A study predicts that if global warming continues, typhoons in Asia would last longer and have stronger intensity at landfall by the end of the century.

The study, led by associate professor of CUHK’s Earth System Science Program Francis Tam Chi-yung and published in the Frontiers in Earth Science journal, explores the changing impacts of typhoons on the East and Southeast Asian inland regions from 1979 to 2016 and the area’s future under a warmer climate.

“Typhoon In-fa and Typhoon Cempaka formed in June 2021 brought extreme rainfall to China’s inland region Henan province. Although the two typhoons did not penetrate the region directly, they caused huge economic and human losses,” Tam said.

“These events point to climate change increasing the impact of typhoon-related hazards on inland regions.”

Based on the high-resolution climate model projections, the study found that from 2075 to 2099 typhoons would strengthen by an average of 7.2 kilometers per hour and wind speed will increase at the moment of landfall.

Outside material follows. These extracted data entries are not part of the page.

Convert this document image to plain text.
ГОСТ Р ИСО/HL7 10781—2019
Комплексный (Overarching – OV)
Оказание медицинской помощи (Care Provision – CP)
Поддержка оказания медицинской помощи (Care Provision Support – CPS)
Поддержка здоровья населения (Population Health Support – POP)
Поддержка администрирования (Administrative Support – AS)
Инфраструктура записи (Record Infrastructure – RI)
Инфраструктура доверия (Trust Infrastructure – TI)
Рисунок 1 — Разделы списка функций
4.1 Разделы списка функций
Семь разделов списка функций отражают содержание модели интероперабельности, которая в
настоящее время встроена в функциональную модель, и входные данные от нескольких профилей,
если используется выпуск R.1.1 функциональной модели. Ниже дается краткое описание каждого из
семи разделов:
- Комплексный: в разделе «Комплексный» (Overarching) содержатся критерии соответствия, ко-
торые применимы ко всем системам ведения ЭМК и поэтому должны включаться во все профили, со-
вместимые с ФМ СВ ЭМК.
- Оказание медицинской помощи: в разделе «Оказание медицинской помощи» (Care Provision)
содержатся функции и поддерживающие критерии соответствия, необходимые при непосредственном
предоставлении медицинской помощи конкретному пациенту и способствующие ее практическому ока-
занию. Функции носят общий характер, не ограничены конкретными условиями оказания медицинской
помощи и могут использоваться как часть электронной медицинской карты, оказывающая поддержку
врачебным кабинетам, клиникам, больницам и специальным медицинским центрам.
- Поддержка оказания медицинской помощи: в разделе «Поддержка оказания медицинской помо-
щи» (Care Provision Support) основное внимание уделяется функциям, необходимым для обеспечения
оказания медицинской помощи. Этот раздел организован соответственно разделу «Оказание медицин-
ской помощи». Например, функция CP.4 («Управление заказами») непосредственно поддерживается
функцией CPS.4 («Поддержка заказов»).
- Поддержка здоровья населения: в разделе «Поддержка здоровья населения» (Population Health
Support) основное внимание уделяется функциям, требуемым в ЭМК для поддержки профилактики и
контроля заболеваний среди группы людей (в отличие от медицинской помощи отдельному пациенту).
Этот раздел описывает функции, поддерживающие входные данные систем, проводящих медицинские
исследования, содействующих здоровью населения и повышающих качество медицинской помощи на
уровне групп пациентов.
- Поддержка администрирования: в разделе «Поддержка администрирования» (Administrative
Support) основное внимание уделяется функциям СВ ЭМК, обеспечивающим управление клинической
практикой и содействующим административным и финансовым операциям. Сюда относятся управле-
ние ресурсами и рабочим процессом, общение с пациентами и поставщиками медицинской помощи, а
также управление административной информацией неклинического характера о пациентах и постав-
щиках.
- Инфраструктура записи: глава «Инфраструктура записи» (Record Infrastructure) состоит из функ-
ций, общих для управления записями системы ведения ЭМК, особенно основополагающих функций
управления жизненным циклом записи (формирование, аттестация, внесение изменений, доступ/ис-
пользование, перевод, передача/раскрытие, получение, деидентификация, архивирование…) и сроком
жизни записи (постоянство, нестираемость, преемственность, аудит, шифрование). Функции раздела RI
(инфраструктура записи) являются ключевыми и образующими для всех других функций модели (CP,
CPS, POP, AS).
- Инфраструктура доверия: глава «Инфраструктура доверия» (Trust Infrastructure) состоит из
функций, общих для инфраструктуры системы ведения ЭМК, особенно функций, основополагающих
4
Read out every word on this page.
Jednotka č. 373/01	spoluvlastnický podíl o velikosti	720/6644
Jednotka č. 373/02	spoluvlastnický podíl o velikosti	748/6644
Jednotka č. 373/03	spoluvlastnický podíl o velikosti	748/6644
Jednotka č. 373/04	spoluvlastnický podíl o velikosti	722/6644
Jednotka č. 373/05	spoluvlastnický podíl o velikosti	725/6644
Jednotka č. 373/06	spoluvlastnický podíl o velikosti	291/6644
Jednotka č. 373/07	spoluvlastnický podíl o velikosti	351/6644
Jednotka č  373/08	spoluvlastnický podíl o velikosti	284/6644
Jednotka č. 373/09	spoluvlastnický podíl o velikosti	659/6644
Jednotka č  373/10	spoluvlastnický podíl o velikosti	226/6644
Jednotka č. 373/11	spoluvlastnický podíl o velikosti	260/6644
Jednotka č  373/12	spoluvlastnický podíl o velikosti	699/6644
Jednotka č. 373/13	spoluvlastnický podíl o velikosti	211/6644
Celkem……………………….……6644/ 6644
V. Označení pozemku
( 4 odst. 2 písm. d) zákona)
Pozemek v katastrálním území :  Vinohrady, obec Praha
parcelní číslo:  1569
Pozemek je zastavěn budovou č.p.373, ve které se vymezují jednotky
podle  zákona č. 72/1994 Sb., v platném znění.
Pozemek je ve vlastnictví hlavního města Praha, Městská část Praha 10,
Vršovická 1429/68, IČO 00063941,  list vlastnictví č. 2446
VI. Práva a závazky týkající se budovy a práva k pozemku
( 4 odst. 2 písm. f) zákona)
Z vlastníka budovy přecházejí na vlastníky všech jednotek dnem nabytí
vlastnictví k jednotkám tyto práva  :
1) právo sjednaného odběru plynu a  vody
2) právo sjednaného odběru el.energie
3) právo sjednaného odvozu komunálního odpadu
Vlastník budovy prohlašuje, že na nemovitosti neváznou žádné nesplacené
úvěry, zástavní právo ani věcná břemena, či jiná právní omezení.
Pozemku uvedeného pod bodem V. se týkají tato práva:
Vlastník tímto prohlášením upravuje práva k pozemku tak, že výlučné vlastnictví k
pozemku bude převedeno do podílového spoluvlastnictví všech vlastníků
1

The projection also suggests that the average typhoon will last around five hours longer and travel 92 kilometers further inland – nearly doubling its overall destructive power.

“More Asian inland regions may be exposed to further severe typhoon-related hazards in the future as a result of climate change. Therefore, long-term planning to enhance disaster preparedness and resilience in these regions is essential,” Tam said.

The study also found that the destructive power of typhoons had dramatically increased throughout the East and Southeast Asia regions over the past 40 years.

Tam and weather researchers from Shenzhen analyzed typhoons and their impacts from 1979 to 2016. They found that a typhoon’s lifespan after landfall extended by two to nine hours in the past 40 years and penetrated 30 to 190 km further inland.

The most significant increase of typhoons impacting inland areas occurred over Hanoi in Vietnam and the South China region.